Menaces dans la Jungle
Sahib Conway a amené son fusil et, avec l'aide des villageois, il a organisé une nouvelle chasse au tigre. Kittu, Drupadi et Jack sont de la partie. Sacuni, le chef du village, a proposé de construire un affût dans un arbre et d'attacher une chèvre au pied de l'arbre pour appâter le tigre.
─ C'est une idée lumineuse, approuva le sahib. Je vais aider à construire l'affût pendant que quelques jeunes iront chercher une chèvre au village.
─ Viens, Drupadi, dit Jack rapidement. On va chercher la chèvre, d'accord?

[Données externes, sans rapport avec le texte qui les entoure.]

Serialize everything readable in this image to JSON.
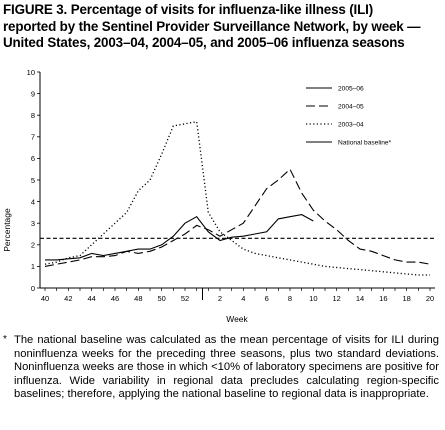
{
  "figure": {
    "title_lines": [
      "FIGURE 3. Percentage of visits for influenza-like illness (ILI)",
      "reported by the Sentinel Provider Surveillance Network, by week —",
      "United States, 2003–04, 2004–05, and 2005–06 influenza seasons"
    ],
    "footnote_marker": "*",
    "footnote": "The national baseline was calculated as the mean percentage of visits for ILI during noninfluenza weeks for the preceding three seasons, plus two standard deviations. Noninfluenza weeks are those in which <10% of laboratory specimens are positive for influenza. Wide variability in regional data precludes calculating region-specific baselines; therefore, applying the national baseline to regional data is inappropriate."
  },
  "chart_data": {
    "type": "line",
    "xlabel": "Week",
    "ylabel": "Percentage",
    "ylim": [
      0,
      10
    ],
    "yticks": [
      0,
      1,
      2,
      3,
      4,
      5,
      6,
      7,
      8,
      9,
      10
    ],
    "categories": [
      40,
      41,
      42,
      43,
      44,
      45,
      46,
      47,
      48,
      49,
      50,
      51,
      52,
      53,
      1,
      2,
      3,
      4,
      5,
      6,
      7,
      8,
      9,
      10,
      11,
      12,
      13,
      14,
      15,
      16,
      17,
      18,
      19,
      20
    ],
    "x_tick_labels": [
      "40",
      "42",
      "44",
      "46",
      "48",
      "50",
      "52",
      "2",
      "4",
      "6",
      "8",
      "10",
      "12",
      "14",
      "16",
      "18",
      "20"
    ],
    "year_boundary_after": "53",
    "legend_position": "top-right",
    "series": [
      {
        "name": "2005–06",
        "style": "solid",
        "values": [
          1.3,
          1.3,
          1.35,
          1.4,
          1.6,
          1.5,
          1.6,
          1.7,
          1.8,
          1.8,
          2.0,
          2.4,
          3.0,
          3.3,
          2.6,
          2.2,
          2.35,
          2.4,
          2.5,
          2.6,
          3.2,
          3.3,
          3.4,
          3.1,
          null,
          null,
          null,
          null,
          null,
          null,
          null,
          null,
          null,
          null
        ]
      },
      {
        "name": "2004–05",
        "style": "dashed",
        "values": [
          1.0,
          1.1,
          1.2,
          1.3,
          1.45,
          1.45,
          1.5,
          1.7,
          1.6,
          1.7,
          1.9,
          2.2,
          2.5,
          2.9,
          2.7,
          2.4,
          2.7,
          3.0,
          3.8,
          4.6,
          5.0,
          5.5,
          4.4,
          3.6,
          3.1,
          2.7,
          2.2,
          1.8,
          1.7,
          1.5,
          1.3,
          1.2,
          1.2,
          1.1
        ]
      },
      {
        "name": "2003–04",
        "style": "dotted",
        "values": [
          1.1,
          1.2,
          1.4,
          1.5,
          2.0,
          2.5,
          3.0,
          3.5,
          4.5,
          5.0,
          6.2,
          7.5,
          7.6,
          7.7,
          3.5,
          2.6,
          2.2,
          1.8,
          1.6,
          1.5,
          1.4,
          1.3,
          1.2,
          1.1,
          1.0,
          0.95,
          0.9,
          0.85,
          0.8,
          0.75,
          0.7,
          0.65,
          0.6,
          0.6
        ]
      },
      {
        "name": "National baseline*",
        "style": "short-dash",
        "constant": 2.3
      }
    ]
  }
}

Drupadi n'était pas très enthousiasmé par cette proposition. Premièrement, Sacuni ne lui avait pas assigné cette tâche et c'était normalement le chef qui prenait de telles décisions. Deuxièmement, il n'était pas du tout sûr d'avoir envie de retourner au village avec Jack. C'était déjà assez dangereux d'aller chaque jour tout seul jusqu'à la grotte et de plus ils avaient maintenant la preuve que le tigre devait être dans les parages. Mais l'Ancien du village avait déjà donné son accord.
— C'est en ordre, dit Sacuni. Va vers ton père, Drupadi, et dis- lui que nous avons besoin d'une petite chèvre comme appât. Et comme s'il avait deviné la frayeur du jeune garçon, il ajouta: Dis-lui que c'est moi qui t'envoie.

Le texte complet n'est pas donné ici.